In 2014 Gartner coined the acronym HTAP (Hybrid Transaction/Analytic Processing) to describe a new type of technology that supports both operational and analytical use cases without any additional data management infrastructure. HTAP enables the real-time detection of trends and signals that enables rapid and immediate response. HTAP can enable retailers to quickly identify items that are trending as best-sellers within the past hour and immediately create customized offers for that item.
Conventional DBMS technologies are not capable of supporting HTAP due to their inherent locking contention and inability to scale (I/O and memory). However, the emergence of NewSQL technologies couples the performance and scalability of NoSQL technologies with the ACID properties of tradtional DBMS technologies to enable this hybrid ability to handle OLTP, OLAP, and other analytical queries. HTAP functionality is offered by database companies, such as MemSQL, VoltDB, NuoDB and InfinitumDB. Expect to see the adoption of these technologies by organizations looking to avoid the complexities of separate data management solutions.

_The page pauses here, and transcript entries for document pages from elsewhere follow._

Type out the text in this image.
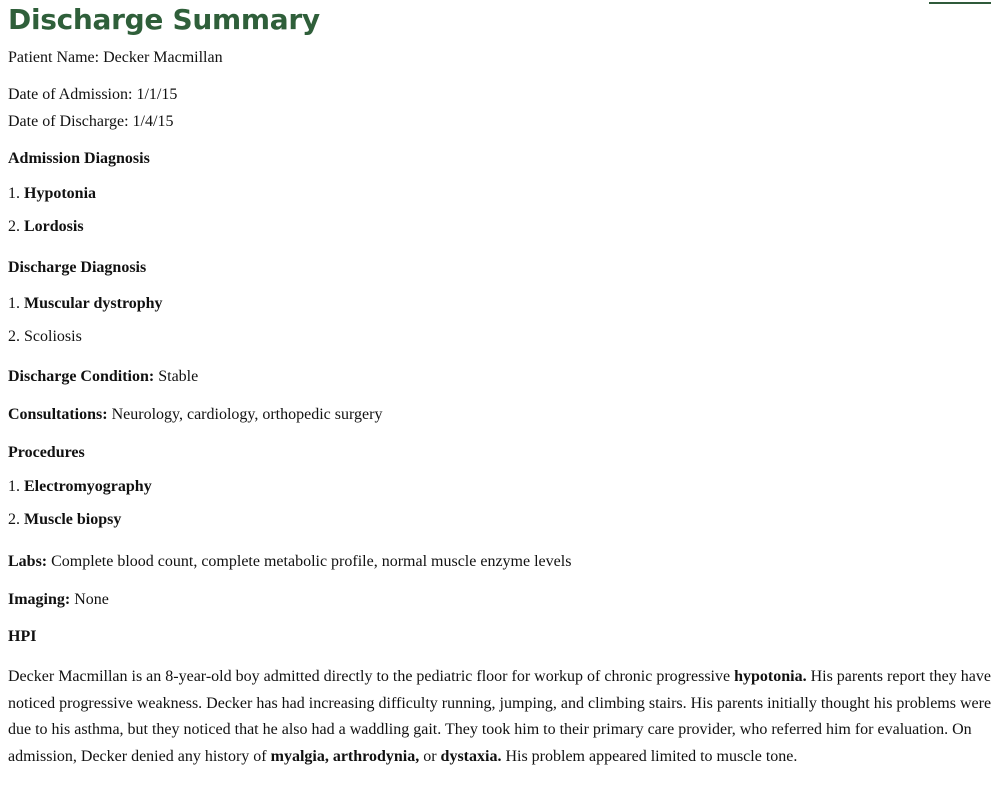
Discharge Summary

Patient Name: Decker Macmillan

Date of Admission: 1/1/15

Date of Discharge: 1/4/15

Admission Diagnosis

1. Hypotonia

2. Lordosis

Discharge Diagnosis

1. Muscular dystrophy

2. Scoliosis

Discharge Condition: Stable

Consultations: Neurology, cardiology, orthopedic surgery

Procedures

1. Electromyography

2. Muscle biopsy

Labs: Complete blood count, complete metabolic profile, normal muscle enzyme levels

Imaging: None

HPI

Decker Macmillan is an 8-year-old boy admitted directly to the pediatric floor for workup of chronic progressive hypotonia. His parents report they have noticed progressive weakness. Decker has had increasing difficulty running, jumping, and climbing stairs. His parents initially thought his problems were due to his asthma, but they noticed that he also had a waddling gait. They took him to their primary care provider, who referred him for evaluation. On admission, Decker denied any history of myalgia, arthrodynia, or dystaxia. His problem appeared limited to muscle tone.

9. Data Security, Privacy, and Encryption. The ongoing whack-a-mole fight against cybercrime will continue to escalate in 2016 as cybercriminals and hacktivists continue to become more sophisticated. Consumers are growing increasingly aware that their personal data has value and that their data privacy is at risk. Likewise, corporations are increasingly concerned about the theft of sensitive data, the cost of recovery, and the corresponding reputational damage. Meanwhile, technology users are evermore hyper-connected thereby increasing the vulnerability of data. These factors mean that advanced data security strategies will continue to be a high priority for IT organizations worldwide.